The burden arising from the increased number of tuberculosis (TB) cases in Asia could threaten economic growth in Asian countries if the problem is not tackled effectively, the UN Secretary General's special envoy for TB eradication, Jorge Sampaio, said Wednesday.
TB was inflicting huge economic losses every year on Asian countries, Sampaio, who is a former Portuguese president, said on the sidelines of a meeting of the Stop Global TV Program Coordination Council being held here.
Almost half of the number of the world's TB patients were living in three Asian countries -- India (1.8 million cases per year), China (1.4 million cases annually) and Indonesia (500,000 cases a year) -- and the disease was killing one million people in Asia annually, Antara news agency quoted Sampaio as saying.
Besides creating medical expenses which were borne by the governments and patients, TB was also shortening the patients' productive period and affecting human productivity in countries where the number of TB cases was high.
Thus through collective will and support, the expenses taken from domestic and national incomes to deal with TB cases had to be stopped as it could lead poor people in Asia to be trapped in the vicious cycle of disease and poverty.
Meanwhile, director of WHO's regional office for Southeast Asia Samlee Plianbangchang said WHO and international institutions were drawing up a Stop Global TB program for 2006-2015.

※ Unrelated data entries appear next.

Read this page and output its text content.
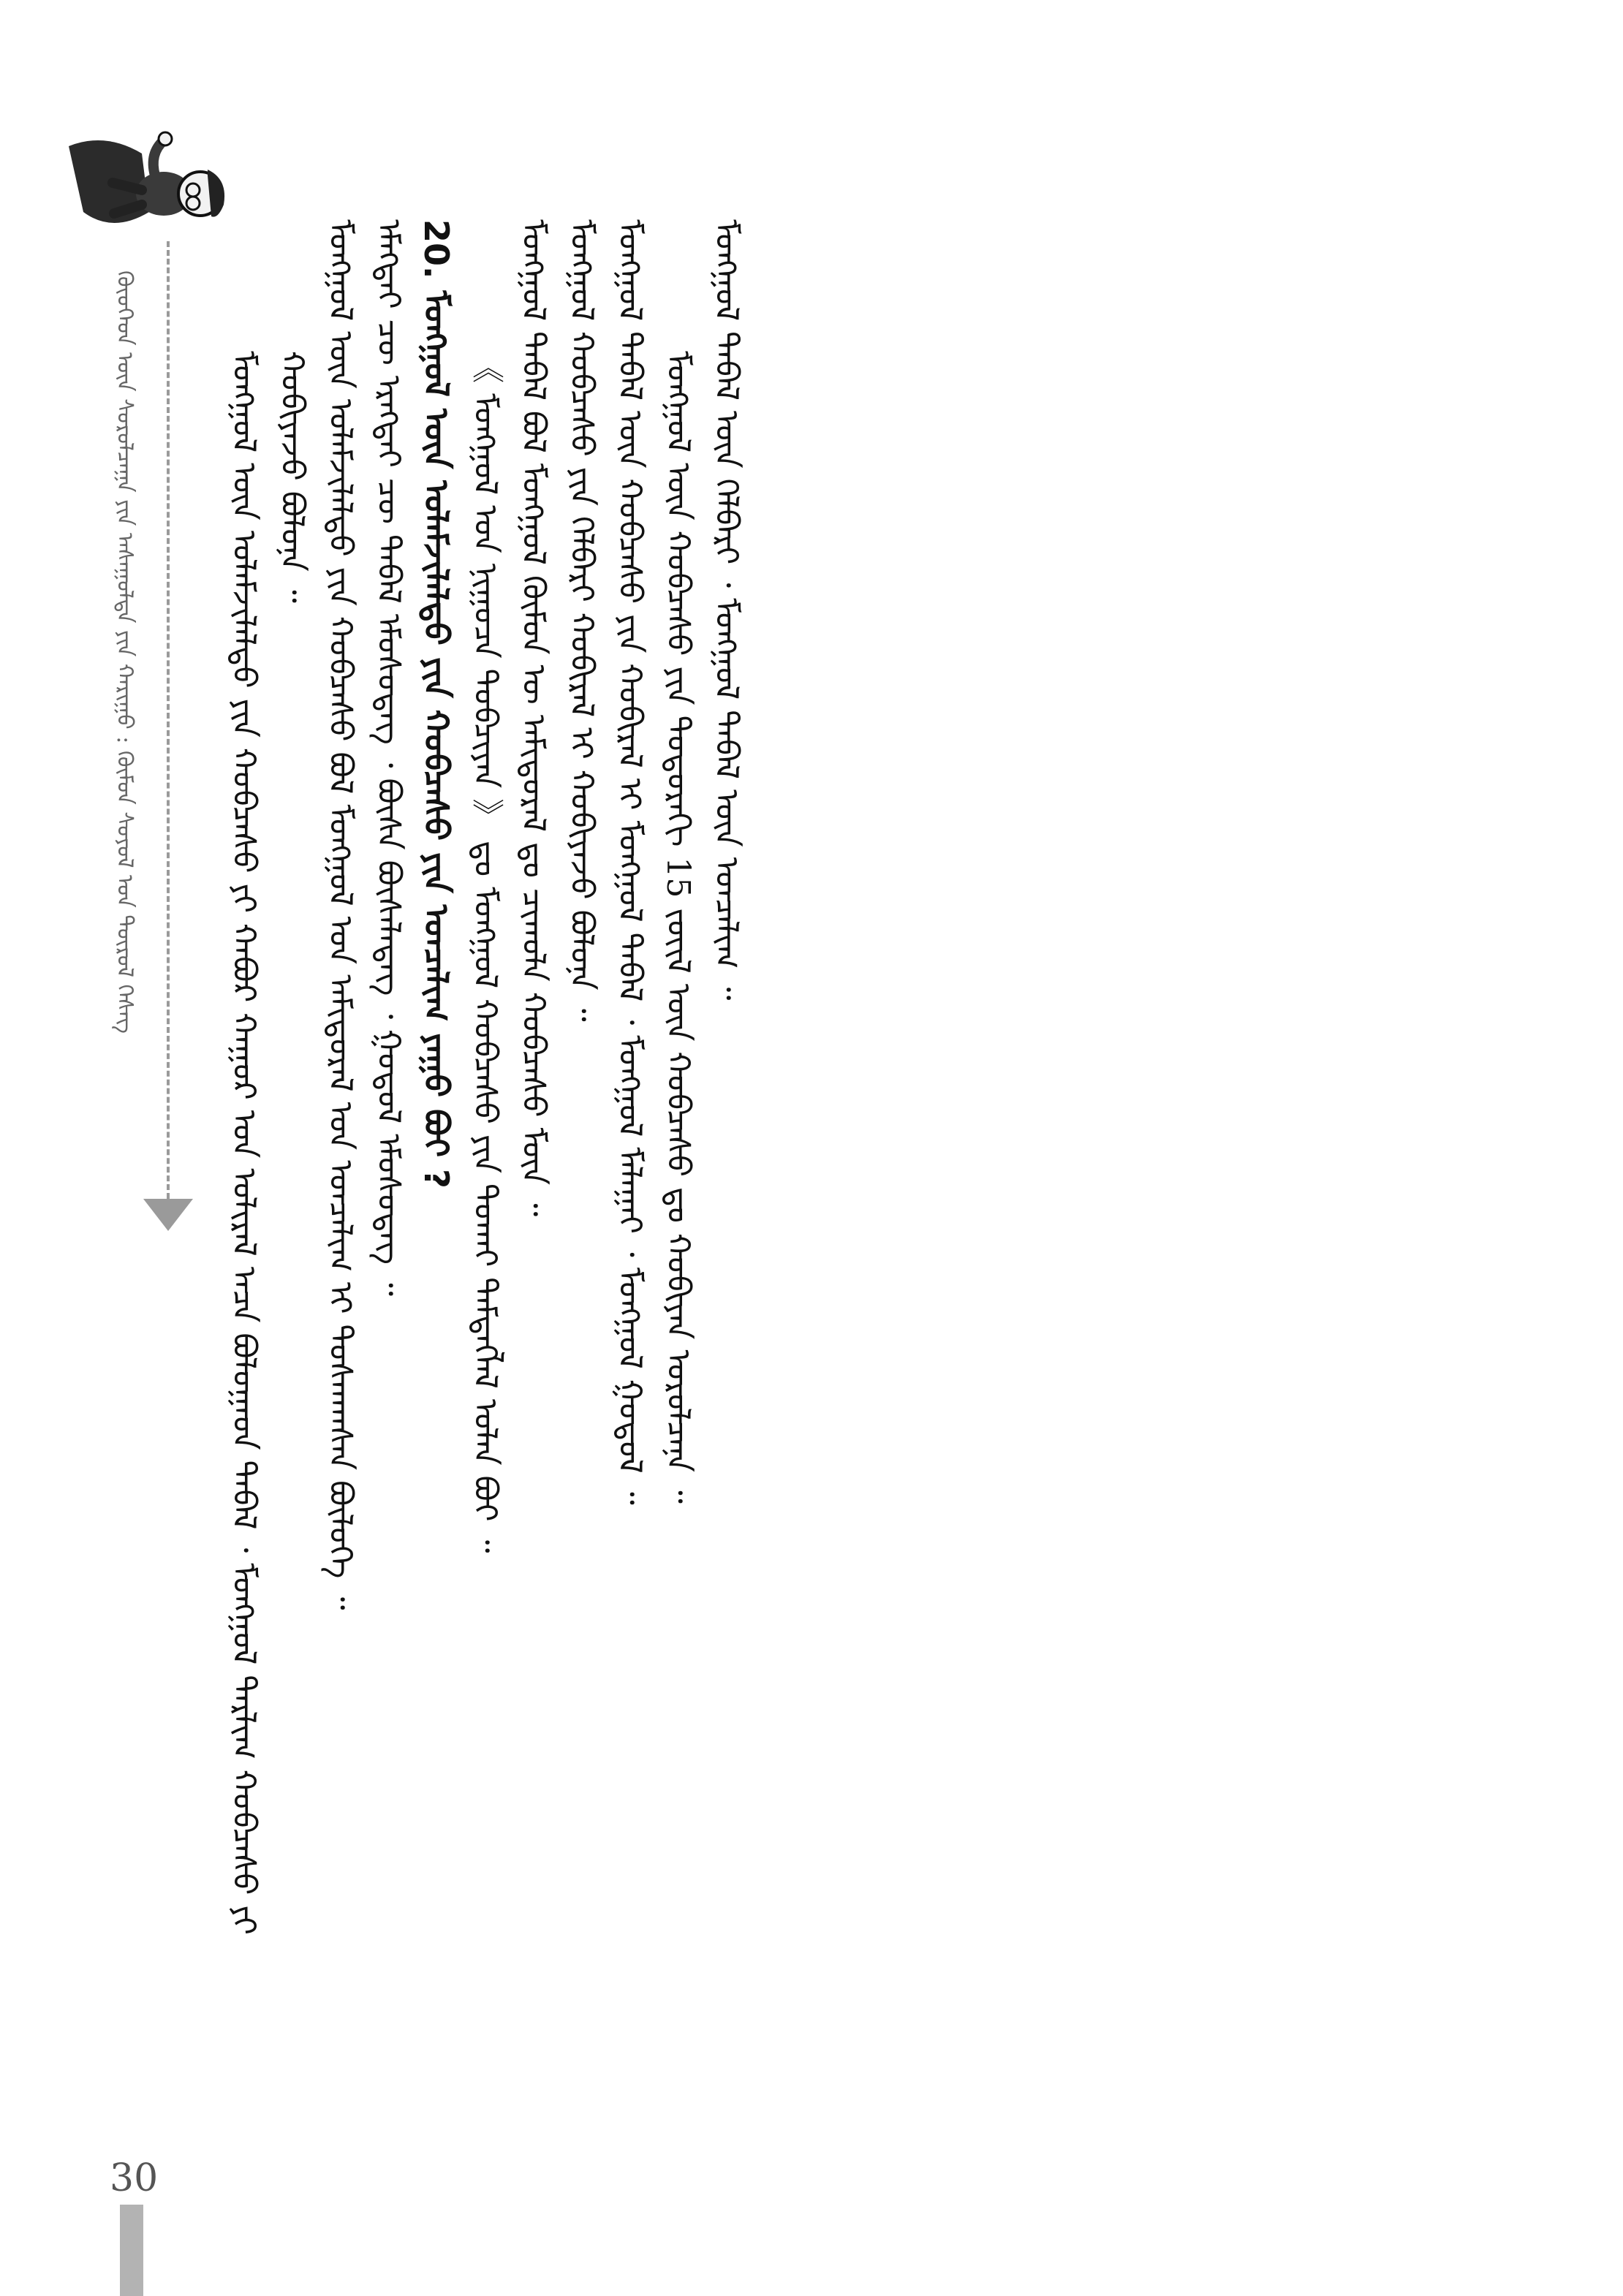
ᠬᠦᠦᠬᠡᠳ ᠦᠨ ᠰᠤᠷᠤᠯᠴᠠᠭᠠ ᠶᠢᠨ ᠠᠰᠠᠭᠤᠯᠲᠠ ᠶᠢᠨ ᠬᠠᠷᠢᠭᠤ : ᠬᠦᠮᠦᠨ ᠰᠤᠶᠤᠯ ᠤᠨ ᠲᠦᠷᠦᠯ ᠬᠡᠰᠡᠭ	ᠮᠣᠩᠭᠣᠯ ᠦᠨ ᠤᠯᠠᠮᠵᠢᠯᠠᠯᠲᠤ ᠶᠢᠨ ᠬᠤᠪᠴᠠᠰᠤ ᠶᠢ ᠬᠠᠪᠤᠷ ᠬᠠᠭᠤᠷ ᠤᠨ ᠤᠯᠢᠷᠠᠯ ᠠᠴᠠ ᠪᠤᠯᠤᠭᠠᠳ ᠳᠡᠪᠡᠯ ᠂ ᠮᠣᠩᠭᠣᠯ ᠲᠠᠷᠯᠢᠭ ᠬᠤᠪᠴᠠᠰᠤ ᠶᠢ ᠬᠤᠪᠢᠶᠠᠵᠤ ᠪᠣᠯᠤᠨᠠ ᠃ ᠮᠣᠩᠭᠣᠯ ᠦᠨ ᠤᠯᠠᠮᠵᠢᠯᠠᠯᠲᠤ ᠶᠢᠨ ᠬᠤᠪᠴᠠᠰᠤ ᠪᠣᠯ ᠮᠣᠩᠭᠣᠯ ᠤᠨ ᠠᠮᠢᠳᠤᠷᠠᠯ ᠤᠨ ᠣᠨᠴᠠᠯᠢᠭ ᠢ ᠲᠤᠰᠬᠠᠭᠰᠠᠨ ᠪᠦᠯᠦᠭᠡ ᠃ ᠡᠮᠡᠭᠲᠡᠢ ᠴᠦ ᠡᠷᠡᠭᠲᠡᠢ ᠴᠦ ᠳᠡᠪᠡᠯ ᠡᠮᠦᠰᠦᠳᠡᠭ ᠂ ᠪᠦᠰᠡ ᠪᠦᠰᠡᠯᠡᠳᠡᠭ ᠂ ᠭᠤᠲᠤᠯ ᠡᠮᠦᠰᠦᠳᠡᠭ ᠃ 20. ᠮᠣᠩᠭᠣᠯ ᠦᠨ ᠤᠯᠠᠮᠵᠢᠯᠠᠯᠲᠤ ᠶᠢᠨ ᠬᠤᠪᠴᠠᠰᠤ ᠶᠢᠨ ᠣᠨᠴᠠᠯᠢᠭ ᠶᠠᠭᠤ ᠪᠤᠢ ? 《 ᠮᠣᠩᠭᠣᠯ ᠤᠨ ᠨᠢᠭᠤᠴᠠ ᠲᠣᠪᠴᠢᠶᠠᠨ 》 ᠳᠤ ᠮᠣᠩᠭᠣᠯ ᠬᠤᠪᠴᠠᠰᠤ ᠶᠢᠨ ᠲᠤᠬᠠᠢ ᠲᠡᠮᠳᠡᠭᠯᠡᠯ ᠣᠯᠠᠨ ᠪᠤᠢ ᠃ ᠮᠣᠩᠭᠣᠯ ᠳᠡᠪᠡᠯ ᠪᠣᠯ ᠮᠣᠩᠭᠣᠯ ᠬᠦᠮᠦᠨ ᠦ ᠠᠮᠢᠳᠤᠷᠠᠯ ᠳᠤ ᠴᠢᠬᠤᠯᠠ ᠬᠤᠪᠴᠠᠰᠤ ᠮᠥᠨ ᠃ ᠮᠣᠩᠭᠣᠯ ᠬᠤᠪᠴᠠᠰᠤ ᠶᠢᠨ ᠬᠡᠯᠪᠡᠷᠢ ᠬᠤᠪᠢᠷᠠᠯ ᠢ ᠬᠤᠪᠢᠶᠠᠵᠤ ᠪᠣᠯᠤᠨᠠ ᠃ ᠮᠣᠩᠭᠣᠯ ᠳᠡᠪᠡᠯ ᠦᠨ ᠬᠤᠪᠴᠠᠰᠤ ᠶᠢᠨ ᠬᠤᠪᠢᠷᠠᠯ ᠢ ᠮᠣᠩᠭᠣᠯ ᠳᠡᠪᠡᠯ ᠂ ᠮᠣᠩᠭᠣᠯ ᠮᠠᠯᠠᠭᠠᠢ ᠂ ᠮᠣᠩᠭᠣᠯ ᠭᠤᠲᠤᠯ ᠃ ᠮᠣᠩᠭᠣᠯ ᠦᠨ ᠬᠤᠪᠴᠠᠰᠤ ᠶᠢᠨ ᠳᠣᠲᠣᠷᠠᠬᠢ 15 ᠵᠦᠢᠯ ᠦᠨ ᠬᠤᠪᠴᠠᠰᠤ ᠳᠤ ᠬᠤᠪᠢᠶᠠᠨ ᠣᠷᠤᠯᠴᠠᠨᠠ ᠃ ᠮᠣᠩᠭᠣᠯ ᠳᠡᠪᠡᠯ ᠦᠨ ᠬᠡᠯᠪᠡᠷᠢ ᠂ ᠮᠣᠩᠭᠣᠯ ᠳᠡᠪᠡᠯ ᠦᠨ ᠣᠨᠴᠠᠯᠢᠭ ᠃

30
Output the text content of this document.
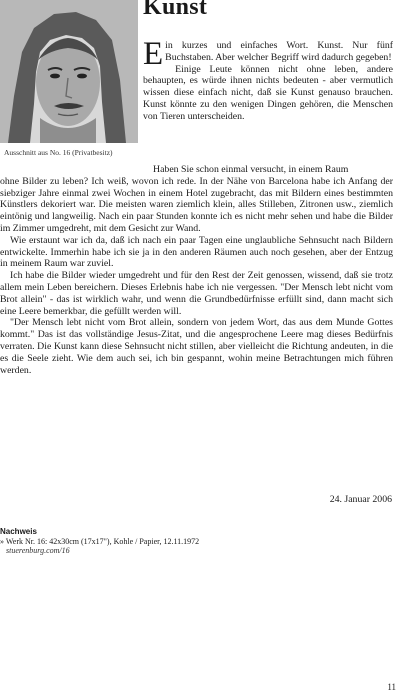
Ausschnitt aus No. 16 (Privatbesitz)
Kunst

Ein kurzes und einfaches Wort. Kunst. Nur fünf Buchstaben. Aber welcher Begriff wird dadurch gegeben!

Einige Leute können nicht ohne leben, andere behaupten, es würde ihnen nichts bedeuten - aber vermutlich wissen diese einfach nicht, daß sie Kunst genauso brauchen. Kunst könnte zu den wenigen Dingen gehören, die Menschen von Tieren unterscheiden.

Haben Sie schon einmal versucht, in einem Raum

ohne Bilder zu leben? Ich weiß, wovon ich rede. In der Nähe von Barcelona habe ich Anfang der siebziger Jahre einmal zwei Wochen in einem Hotel zugebracht, das mit Bildern eines bestimmten Künstlers dekoriert war. Die meisten waren ziemlich klein, alles Stilleben, Zitronen usw., ziemlich eintönig und langweilig. Nach ein paar Stunden konnte ich es nicht mehr sehen und habe die Bilder im Zimmer umgedreht, mit dem Gesicht zur Wand.

Wie erstaunt war ich da, daß ich nach ein paar Tagen eine unglaubliche Sehnsucht nach Bildern entwickelte. Immerhin habe ich sie ja in den anderen Räumen auch noch gesehen, aber der Entzug in meinem Raum war zuviel.

Ich habe die Bilder wieder umgedreht und für den Rest der Zeit genossen, wissend, daß sie trotz allem mein Leben bereichern. Dieses Erlebnis habe ich nie vergessen. "Der Mensch lebt nicht vom Brot allein" - das ist wirklich wahr, und wenn die Grundbedürfnisse erfüllt sind, dann macht sich eine Leere bemerkbar, die gefüllt werden will.

"Der Mensch lebt nicht vom Brot allein, sondern von jedem Wort, das aus dem Munde Gottes kommt." Das ist das vollständige Jesus-Zitat, und die angesprochene Leere mag dieses Bedürfnis verraten. Die Kunst kann diese Sehnsucht nicht stillen, aber vielleicht die Richtung andeuten, in die es die Seele zieht. Wie dem auch sei, ich bin gespannt, wohin meine Betrachtungen mich führen werden.

24. Januar 2006
Nachweis
» Werk Nr. 16: 42x30cm (17x17"), Kohle / Papier, 12.11.1972
stuerenburg.com/16
11
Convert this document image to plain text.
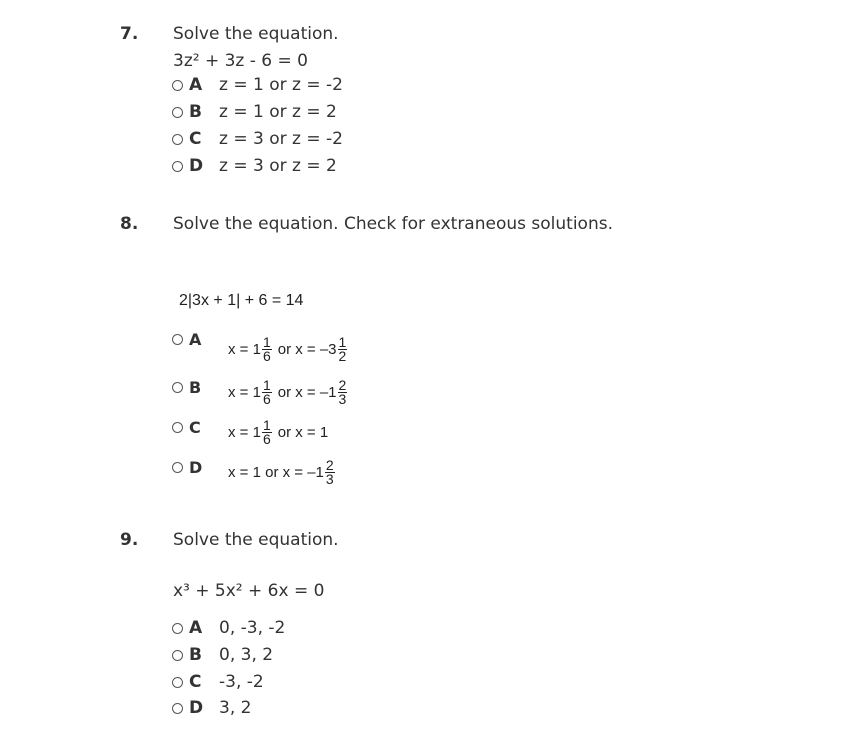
7. Solve the equation.
3z² + 3z - 6 = 0
A z = 1 or z = -2
B	z = 1 or z = 2
C	z = 3 or z = -2
D z = 3 or z = 2
8. Solve the equation. Check for extraneous solutions.
2|3x + 1| + 6 = 14
A
$x = 1 \frac{1}{6}$ or $x = -3 \frac{1}{2}$
B $x = 1 \frac{1}{6}$ or $x = -1 \frac{2}{3}$
C $x = 1 \frac{1}{6}$ or x = 1
D x = 1 or $x = -1 \frac{2}{3}$
9. Solve the equation.
x³ + 5x² + 6x = 0
A 0, -3, -2
B	0, 3, 2
C	-3, -2
D 3, 2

The program would deal with efforts to cure and heal 50 million TB patients and save 14 million lives from TB in 2015 in a bid to meet the target of TB eradication in the Millennium Development Goals (MDGs).
The main key was to reach out to people who had so far not been touched by the program, the poor, the neglected and marginalized people, he said, adding that the plan to overcome TB, TB/HIV and resistance to TB medication in Asia, especially in Southeast Asia, should be carried out effectively in the coming years.